High Court finds that Weetabix owns family of BIX marks

Kenya

The recent decision of the Kenyan High Court in the case of Weetabix Limited v Manji Food Industries Ltd is noteworthy: firstly, because trademark judgments are rare in Kenya; secondly, because it deals with a range of issues - likelihood of confusion, a family of marks, well-known marks and passing off; and thirdly, because the court managed to reach a decision which, although not unreasonable, may seem a bit odd to some.

Weetabix has registrations for a number of marks for cereals including WEETABIX, OATIBIX, BANANABIX, FRUITIBIX and CHOCOBIX. It seemingly also has a registration for ‘-BIX’. It has used these marks extensively and for many years.

Manji sold cereals under the mark MULTIBIX. It filed an application for registration but this was successfully opposed by Weetabix, with the registrar finding that there was a likelihood of confusion. As Manji kept selling its product, Weetabix approached the High Court for an injunction based on trademark infringement and passing off.

The court found for Weetabix and it made some interesting findings. It disapproved of the fact that Manji had continued selling its product after the trademark application had failed: 

The ideal position would have been for the defendant to cease all actions of trading in the mark MULTIBIX immediately [after] the said ruling was delivered… the defendant, in defiance of the said registrar’s ruling, continued to engage in business as usual.

The court ruled that the registrar’s earlier ruling disposed of the matter:

There exists an issue estoppel… on the question of whether or not the defendant’s Multibix is an infringement of the plaintiff’s product Weetabix… the registrar of trademarks is an expert in trademark issues.

Applying INTA guidelines regarding families of marks, the court held that Weetabix had “established an apparent series of trademarks with a recognisable and common characteristic of ‘-bix’, specifically when the same is applied as a suffix”. The court referred to this as “The Bix Family”.

On the issue of whether or not WEETABIX qualifies as a ‘well-known trademark’ under Section 15 of the Trademarks Act, the court found that it did, making the comment that the registrar had found that “WEETABIX is quite well known in Kenya”. This finding, said the court, rendered use of the trademark “or any part thereof” by anyone else unlawful.

Finally, on the issue of passing off, the court held that the requirements of goodwill, misrepresentation and damage had been met: “The incorrect relation between these two trademarks is one that cannot be erased from the minds of the consumers as they purchase the goods in question.”

An injunction was therefore granted, which is not too controversial.

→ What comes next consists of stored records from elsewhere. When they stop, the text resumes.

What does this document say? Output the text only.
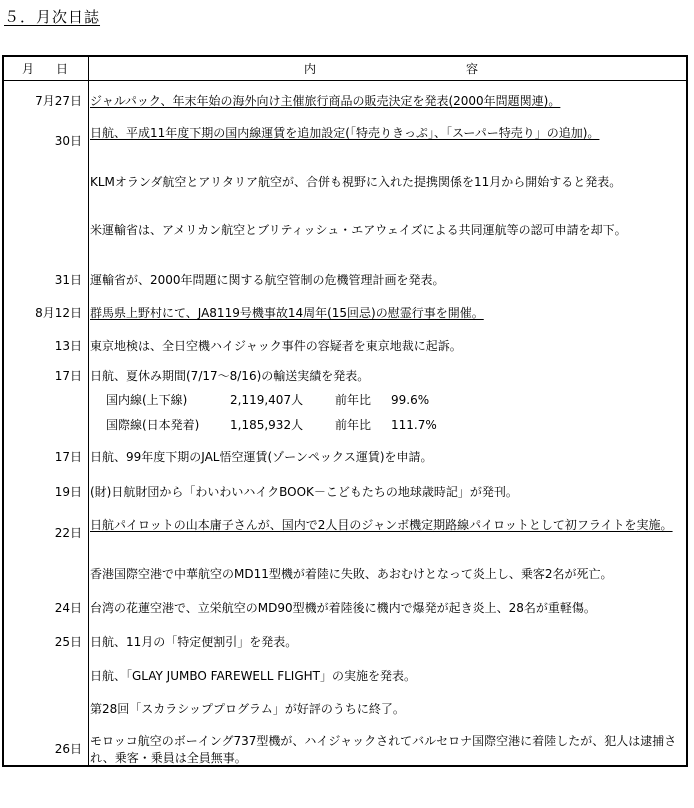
５．月次日誌
月日	内	容
7月27日 ジャルパック、年末年始の海外向け主催旅行商品の販売決定を発表(2000年問題関連)。
30日
日航、平成11年度下期の国内線運賃を追加設定(「特売りきっぷ」、「スーパー特売り」の追加)。
KLMオランダ航空とアリタリア航空が、合併も視野に入れた提携関係を11月から開始すると発表。
米運輸省は、アメリカン航空とブリティッシュ・エアウェイズによる共同運航等の認可申請を却下。
31日 運輸省が、2000年問題に関する航空管制の危機管理計画を発表。
8月12日 群馬県上野村にて、JA8119号機事故14周年(15回忌)の慰霊行事を開催。
13日 東京地検は、全日空機ハイジャック事件の容疑者を東京地裁に起訴。
17日 日航、夏休み期間(7/17～8/16)の輸送実績を発表。
国内線(上下線)	2,119,407人	前年比 99.6%
国際線(日本発着)	1,185,932人	前年比 111.7%
17日 日航、99年度下期のJAL悟空運賃(ゾーンペックス運賃)を申請。
19日 (財)日航財団から「わいわいハイクBOOK－こどもたちの地球歳時記」が発刊。
22日
日航パイロットの山本庸子さんが、国内で2人目のジャンボ機定期路線パイロットとして初フライトを実施。
香港国際空港で中華航空のMD11型機が着陸に失敗、あおむけとなって炎上し、乗客2名が死亡。
24日 台湾の花蓮空港で、立栄航空のMD90型機が着陸後に機内で爆発が起き炎上、28名が重軽傷。
25日 日航、11月の「特定便割引」を発表。
日航、「GLAY JUMBO FAREWELL FLIGHT」の実施を発表。
第28回「スカラシッププログラム」が好評のうちに終了。
26日
モロッコ航空のボーイング737型機が、ハイジャックされてバルセロナ国際空港に着陸したが、犯人は逮捕され、乗客・乗員は全員無事。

However, it is unusual that a company is expected to stop using a trademark simply because its application is refused. Can it not hope that a High Court judge might find differently to a trademark hearing officer as it undoubtedly is entitled to do? In short, the court erred in finding that the registrar’s ruling (in the opposition matter) was binding on the court. With respect, the court was also at least clumsy in suggesting that a mark may be regarded as “well known” simply because it is “quite well known”. In that regard, there is not enough detail in the judgment to express an opinion as to whether or not a finding was justified that the WEETABIX mark is well known in Kenya. That is a pity, as such analysis would have served as useful precedent.

Despite the apparent flaws in the court’s reasoning, the case demonstrates again the need to register trademarks in Kenya, including those parts of a mark that may be considered distinctive in their own right.